Derlei Geschichtsvergessenheit spricht aber nicht nur aus Selasis Roman „Ghana must go“ und ihrem Essay „Bye Bye Babar“, sondern auch aus dem Werk der nigerianischen Autorin Chimamanda Ngozi Adichie, die von Selasi in ihrem Essay als Afropolitan reklamiert wird. Abgesehen von der zutreffenden Brisanz von Adichies Rede „The Danger of a Single Story“ (2009) ist zu betonen, dass bereits Achebe seit den 1960er Jahren in seinen Essays vor einer einseitigen Darstellung der Geschichte warnte nach dem Motto: Solange nicht der Löwe seine Geschichte erzählen kann, hat immer der Jäger recht. Besonders schwerwiegend scheint, dass diese Haltung über Jahrzehnte wiederholt werden muss – so auch durch Adichie –, um endlich Gehör zu finden.

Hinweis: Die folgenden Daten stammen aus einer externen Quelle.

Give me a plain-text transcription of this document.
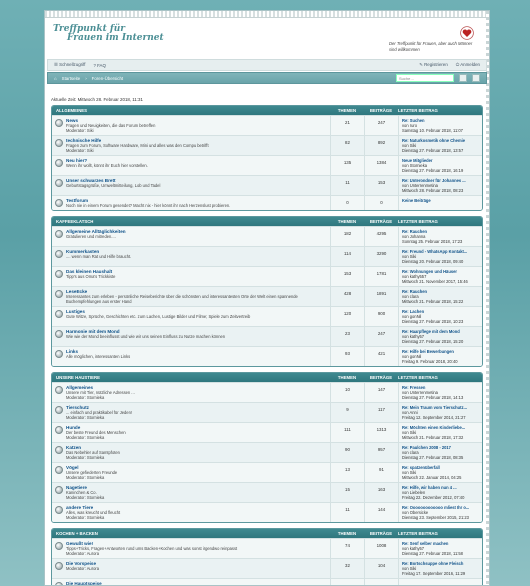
Treffpunkt für
Frauen im Internet
Der Treffpunkt für Frauen, aber auch Männer sind willkommen
☰ Schnellzugriff ? FAQ	✎ Registrieren ⏻ Anmelden
⌂ Startseite › Foren-Übersicht	Suche…
Aktuelle Zeit: Mittwoch 28. Februar 2018, 11:31
ALLGEMEINES	THEMEN	BEITRÄGE	LETZTER BEITRAG
News
Fragen und Neuigkeiten, die das Forum betreffen
Moderator: Siki
21	247	Re: Suchen
von ruro
Samstag 10. Februar 2018, 11:07
technische Hilfe
Fragen zum Forum, Software Hardware, Mini und alles was den Compu betrifft
Moderator: Siki
82	892	Re: Naturkosmetik ohne Chemie
von Siki
Dienstag 27. Februar 2018, 13:57
Neu hier?
Wenn ihr wollt, könnt ihr Euch hier vorstellen.
135	1384	Neue Mitglieder
von Stornieka
Dienstag 27. Februar 2018, 16:19
Unser schwarzes Brett
Geburtstagsgrüße, Umweltmitteilung, Lob und Tadel
11	153	Re: Unterondner für Johannes ...
von Unterrenmetina
Mittwoch 28. Februar 2018, 08:23
Testforum
Noch nie in einem Forum gesendet? Macht nix - hier könnt ihr nach Herzenslust probieren.
0	0	Keine Beiträge
KAFFEEKLATSCH	THEMEN	BEITRÄGE	LETZTER BEITRAG
Allgemeine Alltäglichkeiten
Gratulieren und mitreden....
182	4295	Re: Rauchen
von Johanna
Sonntag 25. Februar 2018, 17:23
Kummerkasten
.... wenn man Rat und Hilfe braucht.
114	3290	Re: Freund - WhatsApp Kontakt...
von Siki
Dienstag 20. Februar 2018, 09:40
Das kleinen Haushalt
Tipp's aus Oma's Trickkiste
153	1781	Re: Wohnungen und Häuser
von kathy557
Mittwoch 21. November 2017, 15:46
LeseEcke
Interessantes zum erleben - persönliche Reiseberichte über die schönsten und interessantesten Orte der Welt einen spannende Buchempfehlungen aus erster Hand
428	1891	Re: Rauchen
von clara
Mittwoch 21. Februar 2018, 15:22
Lustiges
Gute Witze, Sprüche, Geschichten etc. zum Lachen, Lustige Bilder und Filme; Spiele zum Zeitvertreib
120	900	Re: Lachen
von gonNil
Dienstag 27. Februar 2018, 10:23
Harmonie mit dem Mond
Wie wie der Mond beeinflusst und wie wir uns seinen Einfluss zu Nutze machen können
23	247	Re: Haarpflege mit dem Mond
von kathy57
Dienstag 27. Februar 2018, 15:20
Links
Alle möglichen, interessanten Links
93	421	Re: Hilfe bei Bewerbungen
von gonNil
Freitag 9. Februar 2018, 20:40
UNSERE HAUSTIERE	THEMEN	BEITRÄGE	LETZTER BEITRAG
Allgemeines
Unsere mit Tier, nützliche Adressen ...
Moderator: Stornieka
10	147	Re: Fressen
von Unterrenmetina
Dienstag 27. Februar 2018, 14:13
Tierschutz
... einfach und praktikabel für Jeden!
Moderator: Stornieka
9	117	Re: Mein Traum vom Tierschutz...
von Anni
Freitag 12. September 2014, 21:27
Hunde
Der beste Freund des Menschen
Moderator: Stornieka
111	1313	Re: Möchten einen Kinderliebe...
von Siki
Mittwoch 21. Februar 2018, 17:32
Katzen
Das Nebehler auf Samtpfoten
Moderator: Stornieka
90	957	Re: Paulchen 2008 - 2017
von clara
Dienstag 27. Februar 2018, 08:35
Vögel
Unsere gefiederten Freunde
Moderator: Stornieka
13	91	Re: spatzenüberfall
von Siki
Mittwoch 22. Januar 2014, 04:25
Nagetiere
Kaninchen & Co.
Moderator: Stornieka
15	163	Re: Hilfe, wir haben nun 4 ...
von Liebelen
Freitag 22. Dezember 2012, 07:40
andere Tiere
Alles, was kreucht und fleucht
Moderator: Stornieka
11	144	Re: Ooooooooooooo mliest Ihr o...
von Obersicke
Dienstag 23. September 2015, 21:23
KOCHEN + BACKEN	THEMEN	BEITRÄGE	LETZTER BEITRAG
Gewußt wie!
Tipps+Tricks, Fragen+Antworten rund ums Backen+Kochen und was sonst irgendwo reinpasst
Moderator: Aurora
74	1008	Re: Senf selber machen
von kathy57
Dienstag 27. Februar 2018, 11:58
Die Vorspeise
Moderator: Aurora
32	104	Re: Bortschsuppe ohne Fleisch
von Siki
Freitag 17. September 2016, 11:29
Die Hauptspeise
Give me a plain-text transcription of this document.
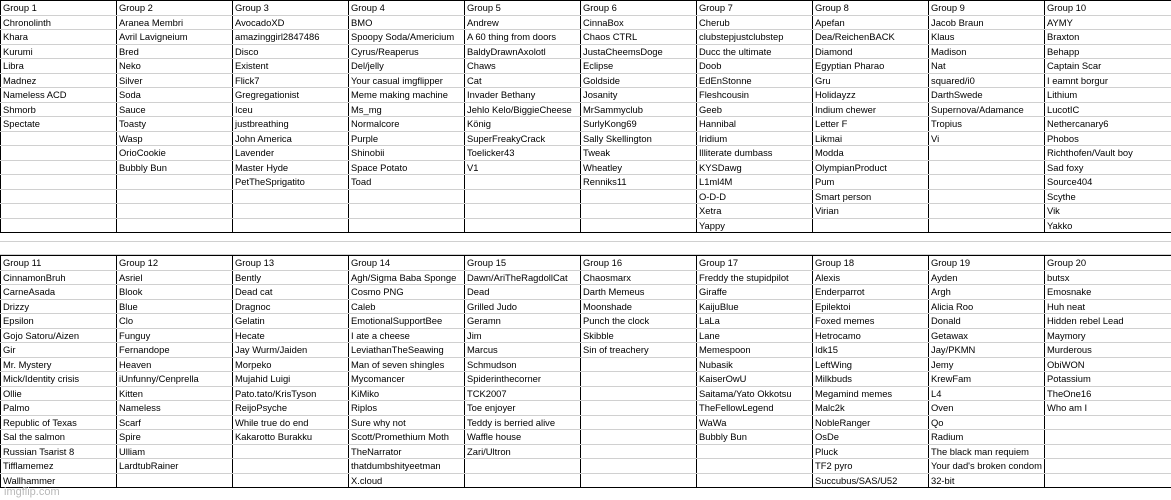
Group 1	Group 2	Group 3	Group 4	Group 5	Group 6	Group 7	Group 8	Group 9	Group 10
Chronolinth	Aranea Membri	AvocadoXD	BMO	Andrew	CinnaBox	Cherub	Apefan	Jacob Braun	AYMY
Khara	Avril Lavigneium	amazinggirl2847486	Spoopy Soda/Americium	A 60 thing from doors	Chaos CTRL	clubstepjustclubstep	Dea/ReichenBACK	Klaus	Braxton
Kurumi	Bred	Disco	Cyrus/Reaperus	BaldyDrawnAxolotl	JustaCheemsDoge	Ducc the ultimate	Diamond	Madison	Behapp
Libra	Neko	Existent	Del/jelly	Chaws	Eclipse	Doob	Egyptian Pharao	Nat	Captain Scar
Madnez	Silver	Flick7	Your casual imgflipper	Cat	Goldside	EdEnStonne	Gru	squared/i0	I eamnt borgur
Nameless ACD	Soda	Gregregationist	Meme making machine	Invader Bethany	Josanity	Fleshcousin	Holidayzz	DarthSwede	Lithium
Shmorb	Sauce	Iceu	Ms_mg	Jehlo Kelo/BiggieCheese	MrSammyclub	Geeb	Indium chewer	Supernova/Adamance	LucotIC
Spectate	Toasty	justbreathing	Normalcore	König	SurlyKong69	Hannibal	Letter F	Tropius	Nethercanary6
	Wasp	John America	Purple	SuperFreakyCrack	Sally Skellington	Iridium	Likmai	Vi	Phobos
	OrioCookie	Lavender	Shinobii	Toelicker43	Tweak	Illiterate dumbass	Modda		Richthofen/Vault boy
	Bubbly Bun	Master Hyde	Space Potato	V1	Wheatley	KYSDawg	OlympianProduct		Sad foxy
		PetTheSprigatito	Toad		Renniks11	L1ml4M	Pum		Source404
						O-D-D	Smart person		Scythe
						Xetra	Virian		Vik
						Yappy			Yakko
Group 11	Group 12	Group 13	Group 14	Group 15	Group 16	Group 17	Group 18	Group 19	Group 20
CinnamonBruh	Asriel	Bently	Agh/Sigma Baba Sponge	Dawn/AriTheRagdollCat	Chaosmarx	Freddy the stupidpilot	Alexis	Ayden	butsx
CarneAsada	Blook	Dead cat	Cosmo PNG	Dead	Darth Memeus	Giraffe	Enderparrot	Argh	Emosnake
Drizzy	Blue	Dragnoc	Caleb	Grilled Judo	Moonshade	KaijuBlue	Epilektoi	Alicia Roo	Huh neat
Epsilon	Clo	Gelatin	EmotionalSupportBee	Geramn	Punch the clock	LaLa	Foxed memes	Donald	Hidden rebel Lead
Gojo Satoru/Aizen	Funguy	Hecate	I ate a cheese	Jim	Skibble	Lane	Hetrocamo	Getawax	Maymory
Gir	Fernandope	Jay Wurm/Jaiden	LeviathanTheSeawing	Marcus	Sin of treachery	Memespoon	Idk15	Jay/PKMN	Murderous
Mr. Mystery	Heaven	Morpeko	Man of seven shingles	Schmudson		Nubasik	LeftWing	Jemy	ObiWON
Mick/Identity crisis	iUnfunny/Cenprella	Mujahid Luigi	Mycomancer	Spiderinthecorner		KaiserOwU	Milkbuds	KrewFam	Potassium
Ollie	Kitten	Pato.tato/KrisTyson	KiMiko	TCK2007		Saitama/Yato Okkotsu	Megamind memes	L4	TheOne16
Palmo	Nameless	ReijoPsyche	Riplos	Toe enjoyer		TheFellowLegend	Malc2k	Oven	Who am I
Republic of Texas	Scarf	While true do end	Sure why not	Teddy is berried alive		WaWa	NobleRanger	Qo	
Sal the salmon	Spire	Kakarotto Burakku	Scott/Promethium Moth	Waffle house		Bubbly Bun	OsDe	Radium	
Russian Tsarist 8	Ulliam		TheNarrator	Zari/Ultron			Pluck	The black man requiem	
Tifflamemez	LardtubRainer		thatdumbshityeetman				TF2 pyro	Your dad's broken condom	
Wallhammer			X.cloud				Succubus/SAS/U52	32-bit	
imgflip.com
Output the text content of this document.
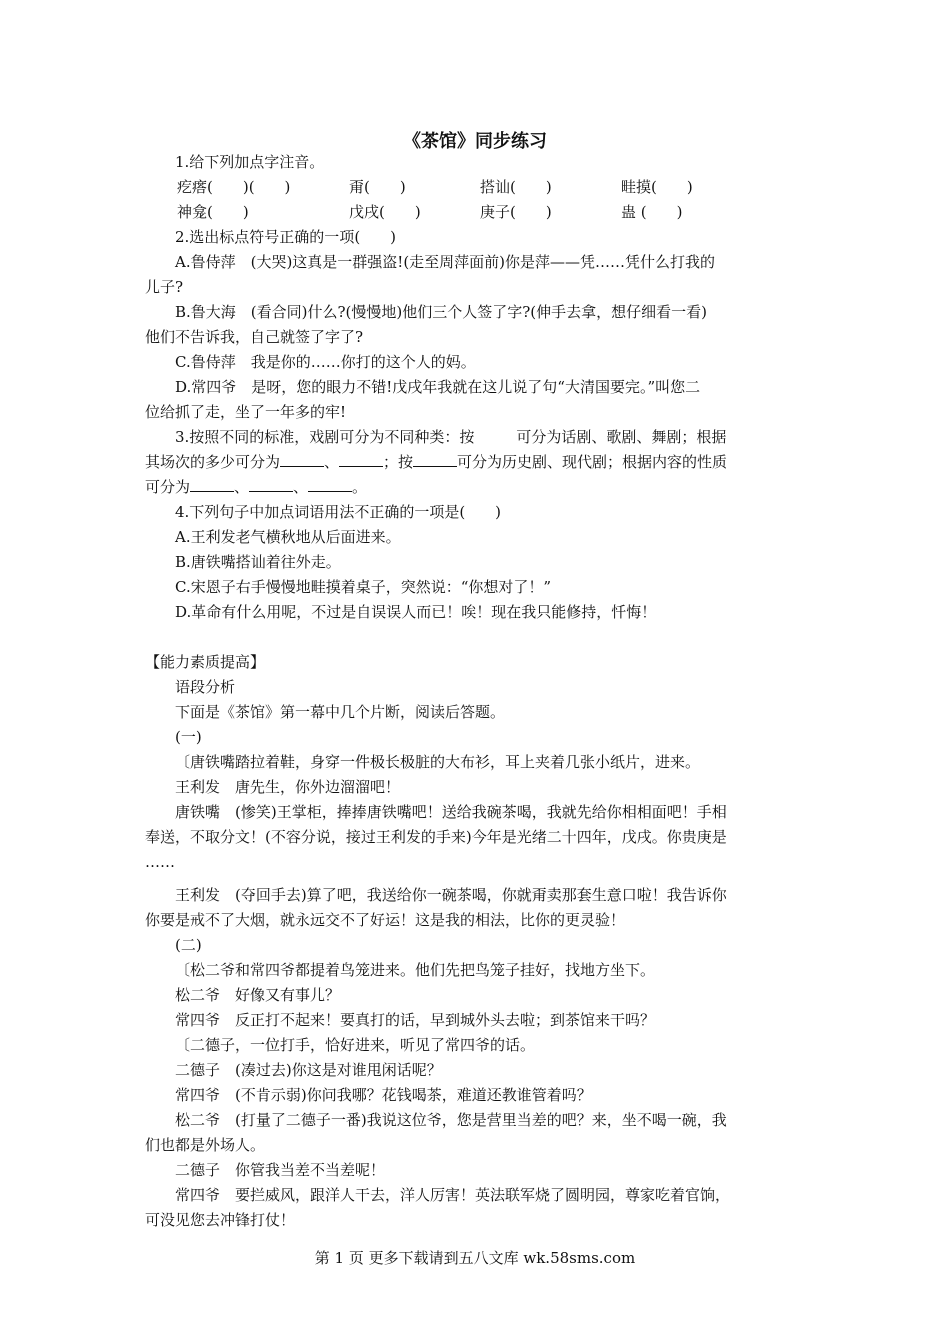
《茶馆》同步练习

1.给下列加点字注音。

疙瘩(　　)(　　)	甭(　　)	搭讪(　　)	畦摸(　　)
神龛(　　)	戊戌(　　)	庚子(　　)	蛊 (　　)

2.选出标点符号正确的一项(　　)

A.鲁侍萍　(大哭)这真是一群强盗!(走至周萍面前)你是萍——凭……凭什么打我的

儿子?

B.鲁大海　(看合同)什么?(慢慢地)他们三个人签了字?(伸手去拿，想仔细看一看)

他们不告诉我，自己就签了字了?

C.鲁侍萍　我是你的……你打的这个人的妈。

D.常四爷　是呀，您的眼力不错!戊戌年我就在这儿说了句“大清国要完。”叫您二

位给抓了走，坐了一年多的牢!

3.按照不同的标准，戏剧可分为不同种类：按	可分为话剧、歌剧、舞剧；根据

其场次的多少可分为	、	；按	可分为历史剧、现代剧；根据内容的性质

可分为	、	、	。

4.下列句子中加点词语用法不正确的一项是(　　)

A.王利发老气横秋地从后面进来。

B.唐铁嘴搭讪着往外走。

C.宋恩子右手慢慢地畦摸着桌子，突然说：“你想对了！”

D.革命有什么用呢，不过是自误误人而已！唉！现在我只能修持，忏悔！

【能力素质提高】

语段分析

下面是《茶馆》第一幕中几个片断，阅读后答题。

(一)

〔唐铁嘴踏拉着鞋，身穿一件极长极脏的大布衫，耳上夹着几张小纸片，进来。

王利发　唐先生，你外边溜溜吧！

唐铁嘴　(惨笑)王掌柜，捧捧唐铁嘴吧！送给我碗茶喝，我就先给你相相面吧！手相

奉送，不取分文！(不容分说，接过王利发的手来)今年是光绪二十四年，戊戌。你贵庚是

……

王利发　(夺回手去)算了吧，我送给你一碗茶喝，你就甭卖那套生意口啦！我告诉你

你要是戒不了大烟，就永远交不了好运！这是我的相法，比你的更灵验！

(二)

〔松二爷和常四爷都提着鸟笼进来。他们先把鸟笼子挂好，找地方坐下。

松二爷　好像又有事儿？

常四爷　反正打不起来！要真打的话，早到城外头去啦；到茶馆来干吗？

〔二德子，一位打手，恰好进来，听见了常四爷的话。

二德子　(凑过去)你这是对谁甩闲话呢？

常四爷　(不肯示弱)你问我哪？花钱喝茶，难道还教谁管着吗？

松二爷　(打量了二德子一番)我说这位爷，您是营里当差的吧？来，坐不喝一碗，我

们也都是外场人。

二德子　你管我当差不当差呢！

常四爷　要拦威风，跟洋人干去，洋人厉害！英法联军烧了圆明园，尊家吃着官饷，

可没见您去冲锋打仗！

第 1 页 更多下载请到五八文库 wk.58sms.com
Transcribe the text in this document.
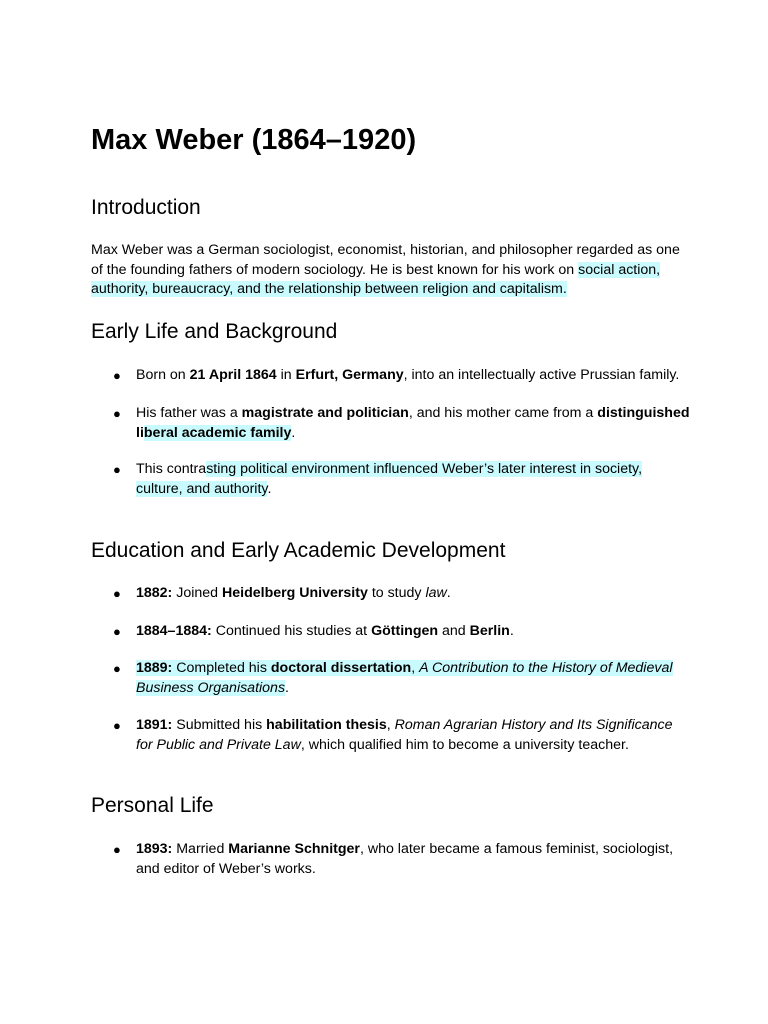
Max Weber (1864–1920)
Introduction

Max Weber was a German sociologist, economist, historian, and philosopher regarded as one of the founding fathers of modern sociology. He is best known for his work on social action, authority, bureaucracy, and the relationship between religion and capitalism.

Early Life and Background
● Born on 21 April 1864 in Erfurt, Germany, into an intellectually active Prussian family.
● His father was a magistrate and politician, and his mother came from a distinguished liberal academic family.
● This contrasting political environment influenced Weber’s later interest in society, culture, and authority.
Education and Early Academic Development
● 1882: Joined Heidelberg University to study law.
● 1884–1884: Continued his studies at Göttingen and Berlin.
● 1889: Completed his doctoral dissertation, A Contribution to the History of Medieval Business Organisations.
● 1891: Submitted his habilitation thesis, Roman Agrarian History and Its Significance for Public and Private Law, which qualified him to become a university teacher.
Personal Life
● 1893: Married Marianne Schnitger, who later became a famous feminist, sociologist, and editor of Weber’s works.
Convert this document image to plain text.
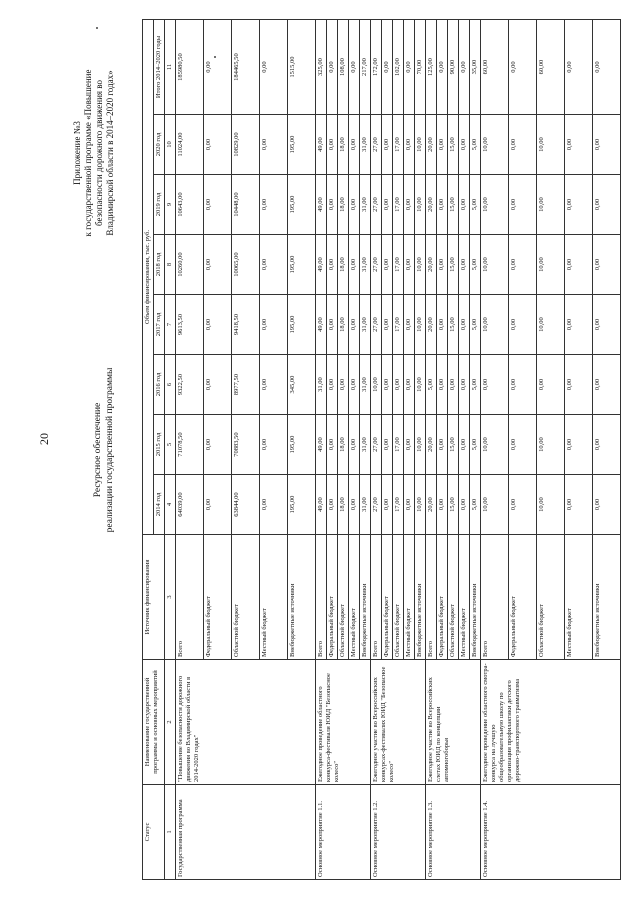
20
Приложение №3 к государственной программе «Повышение безопасности дорожного движения во Владимирской области в 2014–2020 годах»
Ресурсное обеспечение реализации государственной программы
Статус	Наименование государственной программы и основных мероприятий	Источник финансирования	Объем финансирования, тыс. руб.							
			2014 год	2015 год	2016 год	2017 год	2018 год	2019 год	2020 год	Итого 2014–2020 годы
1	2	3	4	5	6	7	8	9	10	11
Государственная программа	"Повышение безопасности дорожного движения во Владимирской области в 2014-2020 годах"	Всего	64039,00	71078,50	9322,50	9613,50	10260,00	10643,00	11024,00	185980,50
		Федеральный бюджет	0,00	0,00	0,00	0,00	0,00	0,00	0,00	0,00
		Областной бюджет	63844,00	70883,50	8977,50	9418,50	10065,00	10448,00	10829,00	184465,50
		Местный бюджет	0,00	0,00	0,00	0,00	0,00	0,00	0,00	0,00
		Внебюджетные источники	195,00	195,00	345,00	195,00	195,00	195,00	195,00	1515,00
Основное мероприятие 1.1.	Ежегодное проведение областного конкурса-фестиваля ЮИД "Безопасное колесо"	Всего	49,00	49,00	31,00	49,00	49,00	49,00	49,00	325,00
		Федеральный бюджет	0,00	0,00	0,00	0,00	0,00	0,00	0,00	0,00
		Областной бюджет	18,00	18,00	0,00	18,00	18,00	18,00	18,00	108,00
		Местный бюджет	0,00	0,00	0,00	0,00	0,00	0,00	0,00	0,00
		Внебюджетные источники	31,00	31,00	31,00	31,00	31,00	31,00	31,00	217,00
Основное мероприятие 1.2.	Ежегодное участие во Всероссийских конкурсах-фестивалях ЮИД "Безопасное колесо"	Всего	27,00	27,00	10,00	27,00	27,00	27,00	27,00	172,00
		Федеральный бюджет	0,00	0,00	0,00	0,00	0,00	0,00	0,00	0,00
		Областной бюджет	17,00	17,00	0,00	17,00	17,00	17,00	17,00	102,00
		Местный бюджет	0,00	0,00	0,00	0,00	0,00	0,00	0,00	0,00
		Внебюджетные источники	10,00	10,00	10,00	10,00	10,00	10,00	10,00	70,00
Основное мероприятие 1.3.	Ежегодное участие во Всероссийских слетах ЮИД по концепции автомногоборья	Всего	20,00	20,00	5,00	20,00	20,00	20,00	20,00	125,00
		Федеральный бюджет	0,00	0,00	0,00	0,00	0,00	0,00	0,00	0,00
		Областной бюджет	15,00	15,00	0,00	15,00	15,00	15,00	15,00	90,00
		Местный бюджет	0,00	0,00	0,00	0,00	0,00	0,00	0,00	0,00
		Внебюджетные источники	5,00	5,00	5,00	5,00	5,00	5,00	5,00	35,00
Основное мероприятие 1.4.	Ежегодное проведение областного смотра-конкурса на лучшую общеобразовательную школу по организации профилактики детского дорожно-транспортного травматизма	Всего	10,00	10,00	0,00	10,00	10,00	10,00	10,00	60,00
		Федеральный бюджет	0,00	0,00	0,00	0,00	0,00	0,00	0,00	0,00
		Областной бюджет	10,00	10,00	0,00	10,00	10,00	10,00	10,00	60,00
		Местный бюджет	0,00	0,00	0,00	0,00	0,00	0,00	0,00	0,00
		Внебюджетные источники	0,00	0,00	0,00	0,00	0,00	0,00	0,00	0,00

Obwohl sowohl Selasis Roman „Ghana must go“ als auch ihr Essay „Bye Bye Babar“ von einer erfrischenden Unbelesenheit zeugen – sei es unbeabsichtigt oder mit Absicht –, deuten beide Werke auf ein Defizitgefühl innerhalb der US-Diaspora hin. Gerade der Blick auch auf Tejo Coles Roman „Open City“ (2011; „Open City“, 2012), auf Adichies Roman „Americanah“ (2013; „Americanah“, 2014) sowie auf die beiden Romane „A Bit of Difference“ (2013; „Nur ein Teil von dir“, 2013) der in den USA lebenden nigerianischen Autorin Sefi Atta und „We Need New Names“ (2013; „Wir brauchen neue Namen“, 2014) der ebenfalls in den USA lebenden simbabwischen Autorin NoViolet Bulawayo zeigt ein Unbehagen von Afroamerikanern und Afrikanern in der gegenwärtigen US-Gesellschaft, so dass einerseits, wie bei Cole und Selasi, eine Suche nach den afrikanischen Wurzeln erfolgt, oder aber, wie bei Adichie, Atta und Bulawayo, eine Absage an den US-amerikanischen Traum samt Heimkehr nach Afrika. Insofern spricht auch aus dem Begriff Afropolitan weniger eine Zugehörigkeit zu Afrika, sondern die Unzugehörigkeit, weder zu einer Herkunfts- noch zu einer Zielkultur zu gehören.